Birth of Futurism
In 1909, Filippo Marinetti found his fingers on the pulse of European society when his Futurist Manifesto was published. A 32-year-old Italian aristocrat born in Egypt, Marinetti was a keen observer of his time. In his writings Marinetti embraced violence and destruction which he saw at the heart of modern life. He was the first driver of the movement called futurism. In love with speed and power, the futurist totally embraced the upheaval brought by the Industrial Age.
In their Manifesto, Marinetti calls for speed and dynamism in art as well as a violent restructuring of the social order. At times his words are bombastic and nearly contradictory:
“And like young lions we ran after Death, its dark pelt blotched with pale crosses as it escaped down the vast violet living and throbbing sky.
But we had no ideal Mistress raising her divine form to the clouds, nor any cruel Queen to whom to offer our bodies, twisted like Byzantine rings! There was nothing to make us wish for death, unless the wish to be free at last from the weight of our courage!”

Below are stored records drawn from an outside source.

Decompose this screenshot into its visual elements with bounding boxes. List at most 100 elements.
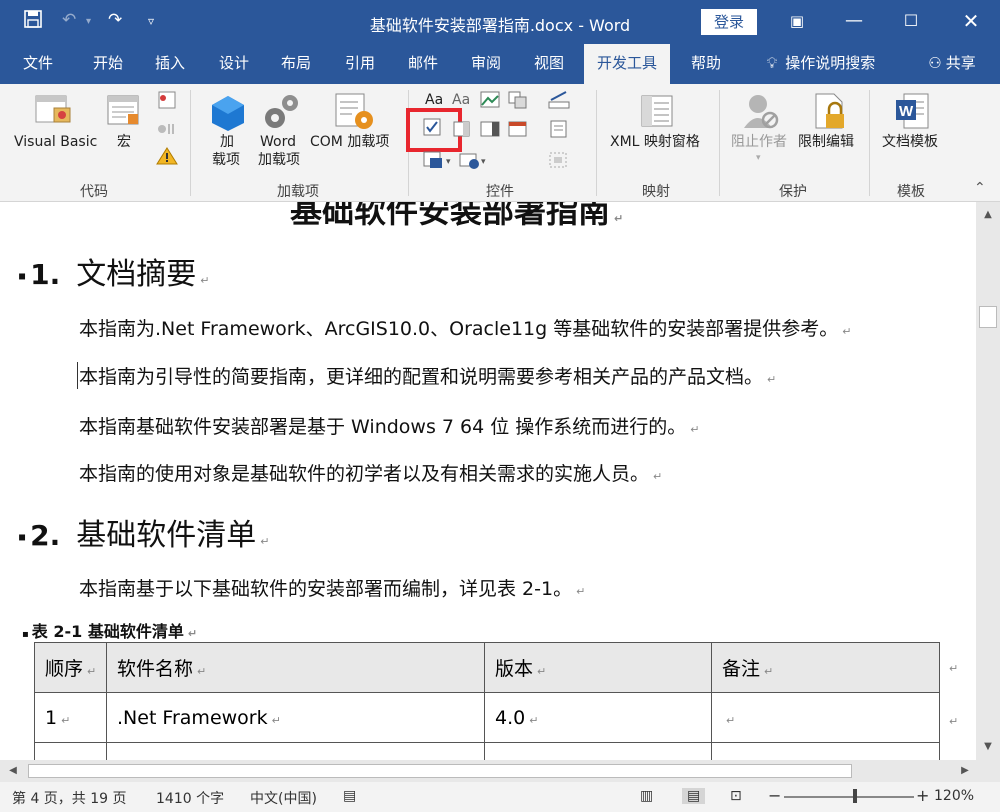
table-row: 1 ↵ .Net Framework ↵ 4.0 ↵ ↵ — [34, 692, 940, 743]
software-table: 顺序 ↵ 软件名称 ↵ 版本 ↵ 备注 ↵ 1 ↵ .Net Framework ↵ 4.0… — [34, 642, 940, 760]
scroll-down-icon[interactable]: ▼ — [979, 738, 997, 756]
tab-review[interactable]: 审阅 — [462, 44, 510, 84]
table-cell[interactable]: .Net Framework ↵ — [106, 692, 485, 743]
login-button[interactable]: 登录 — [701, 9, 757, 35]
word-count[interactable]: 1410 个字 — [156, 788, 224, 808]
group-separator — [190, 90, 191, 196]
table-cell[interactable] — [106, 742, 485, 760]
zoom-level[interactable]: 120% — [934, 788, 974, 804]
group-label-addins: 加载项 — [277, 184, 319, 200]
scroll-right-icon[interactable]: ▶ — [956, 762, 974, 780]
building-block-gallery-icon[interactable] — [507, 90, 529, 110]
group-label-protect: 保护 — [779, 184, 807, 200]
document-canvas[interactable]: 基础软件安装部署指南 ↵ ▪ 1. 文档摘要 ↵ 本指南为.Net Framework、… — [0, 202, 976, 760]
paragraph-2: 本指南为引导性的简要指南，更详细的配置和说明需要参考相关产品的产品文档。 ↵ — [77, 362, 776, 389]
block-authors-label: 阻止作者 — [731, 134, 787, 150]
table-cell[interactable] — [711, 742, 940, 760]
close-icon[interactable]: ✕ — [953, 6, 989, 36]
tab-help[interactable]: 帮助 — [682, 44, 730, 84]
zoom-slider[interactable] — [784, 796, 914, 798]
table-header-cell[interactable]: 软件名称 ↵ — [106, 642, 485, 693]
language[interactable]: 中文(中国) — [250, 788, 317, 808]
block-authors-dropdown-icon: ▾ — [756, 153, 761, 163]
horizontal-scroll-thumb[interactable] — [28, 764, 852, 778]
macros-icon — [107, 95, 139, 125]
table-cell[interactable] — [484, 742, 712, 760]
table-cell[interactable]: 4.0 ↵ — [484, 692, 712, 743]
document-template-label: 文档模板 — [882, 134, 938, 150]
plain-text-content-control-icon[interactable]: Aa — [452, 92, 470, 109]
tab-file[interactable]: 文件 — [14, 44, 62, 84]
svg-text:W: W — [899, 103, 914, 120]
group-label-templates: 模板 — [897, 184, 925, 200]
table-header-cell[interactable]: 版本 ↵ — [484, 642, 712, 693]
record-macro-icon[interactable] — [156, 90, 178, 110]
page-count[interactable]: 第 4 页，共 19 页 — [12, 788, 127, 808]
table-cell[interactable]: ↵ — [711, 692, 940, 743]
tab-design[interactable]: 设计 — [210, 44, 258, 84]
tab-layout[interactable]: 布局 — [272, 44, 320, 84]
group-icon[interactable] — [548, 150, 570, 170]
xml-mapping-icon — [641, 95, 673, 127]
print-layout-icon[interactable]: ▤ — [682, 788, 706, 804]
tab-mailings[interactable]: 邮件 — [399, 44, 447, 84]
macro-security-icon[interactable] — [156, 146, 178, 166]
tab-insert[interactable]: 插入 — [146, 44, 194, 84]
drop-down-list-icon[interactable] — [479, 120, 501, 138]
design-mode-icon[interactable] — [548, 90, 570, 110]
tab-developer[interactable]: 开发工具 — [584, 44, 670, 84]
group-label-controls: 控件 — [486, 184, 514, 200]
heading-1: ▪ 1. 文档摘要 ↵ — [18, 257, 210, 292]
com-addins-icon — [335, 93, 373, 129]
web-layout-icon[interactable]: ⊡ — [730, 788, 742, 804]
tab-view[interactable]: 视图 — [525, 44, 573, 84]
table-header-cell[interactable]: 备注 ↵ — [711, 642, 940, 693]
zoom-out-icon[interactable]: − — [768, 786, 781, 805]
zoom-slider-thumb[interactable] — [853, 789, 857, 803]
zoom-in-icon[interactable]: + — [916, 786, 929, 805]
collapse-ribbon-icon[interactable]: ⌃ — [974, 180, 986, 197]
scroll-up-icon[interactable]: ▲ — [979, 206, 997, 224]
tell-me-search[interactable]: 💡︎ 操作说明搜索 — [756, 44, 886, 84]
paragraph-4: 本指南的使用对象是基础软件的初学者以及有相关需求的实施人员。 ↵ — [79, 463, 663, 485]
read-mode-icon[interactable]: ▥ — [640, 788, 653, 804]
word-addins-label-2: 加载项 — [258, 152, 300, 168]
tab-home[interactable]: 开始 — [84, 44, 132, 84]
block-authors-icon — [744, 95, 779, 129]
addins-label-2: 载项 — [212, 152, 240, 168]
tab-references[interactable]: 引用 — [336, 44, 384, 84]
table-cell[interactable] — [34, 742, 107, 760]
ribbon-display-options-icon[interactable]: ▣ — [779, 6, 815, 36]
word-addins-label-1: Word — [260, 134, 296, 150]
word-document-icon: W — [896, 93, 929, 129]
lightbulb-icon: 💡︎ — [766, 54, 778, 72]
rich-text-content-control-icon[interactable]: Aa — [425, 92, 443, 109]
scroll-left-icon[interactable]: ◀ — [4, 762, 22, 780]
person-icon: ⚇ — [928, 54, 942, 72]
combo-box-icon[interactable] — [452, 120, 472, 138]
legacy-tools-icon[interactable]: ▾ — [458, 150, 492, 170]
pause-recording-icon[interactable] — [156, 120, 178, 138]
table-caption: ▪ 表 2-1 基础软件清单 ↵ — [22, 622, 198, 641]
vertical-scroll-thumb[interactable] — [979, 306, 997, 328]
vertical-scrollbar[interactable]: ▲ ▼ — [976, 202, 1000, 760]
table-cell[interactable]: 1 ↵ — [34, 692, 107, 743]
heading-2: ▪ 2. 基础软件清单 ↵ — [18, 518, 270, 553]
horizontal-scrollbar[interactable]: ◀ ▶ — [0, 760, 1000, 782]
row-end-mark: ↵ — [949, 662, 959, 675]
group-separator — [719, 90, 720, 196]
table-row — [34, 742, 940, 760]
maximize-icon[interactable]: ☐ — [893, 6, 929, 36]
share-button[interactable]: ⚇ 共享 — [914, 44, 990, 84]
tell-me-label: 操作说明搜索 — [785, 54, 876, 72]
svg-text:▾: ▾ — [446, 157, 451, 167]
table-header-cell[interactable]: 顺序 ↵ — [34, 642, 107, 693]
picture-content-control-icon[interactable] — [479, 90, 501, 110]
title-bar: ↶ ▾ ↷ ▿ 基础软件安装部署指南.docx - Word 登录 ▣ — ☐ … — [0, 0, 1000, 44]
repeating-section-icon[interactable]: ▾ — [422, 150, 456, 170]
properties-icon[interactable] — [548, 120, 570, 138]
paragraph-5: 本指南基于以下基础软件的安装部署而编制，详见表 2-1。 ↵ — [79, 578, 586, 600]
minimize-icon[interactable]: — — [836, 6, 872, 36]
macro-status-icon[interactable]: ▤ — [343, 788, 356, 804]
date-picker-icon[interactable] — [507, 120, 529, 138]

Later Marinetti calls for war, claiming it to be “the world’s only hygiene” and he would eventually expound upon this in an essay of a similar name.
There is no mistake that what Marinetti was proposing was a radical message of nationalism, Social Darwinism and other warped concepts of the time. At first glance the Manifesto comes off as outrageous; one could almost laugh at it and in fact many people did. But Marinetti never wavered and in the end his call for war and a violent reordering of Europe would be answered twice.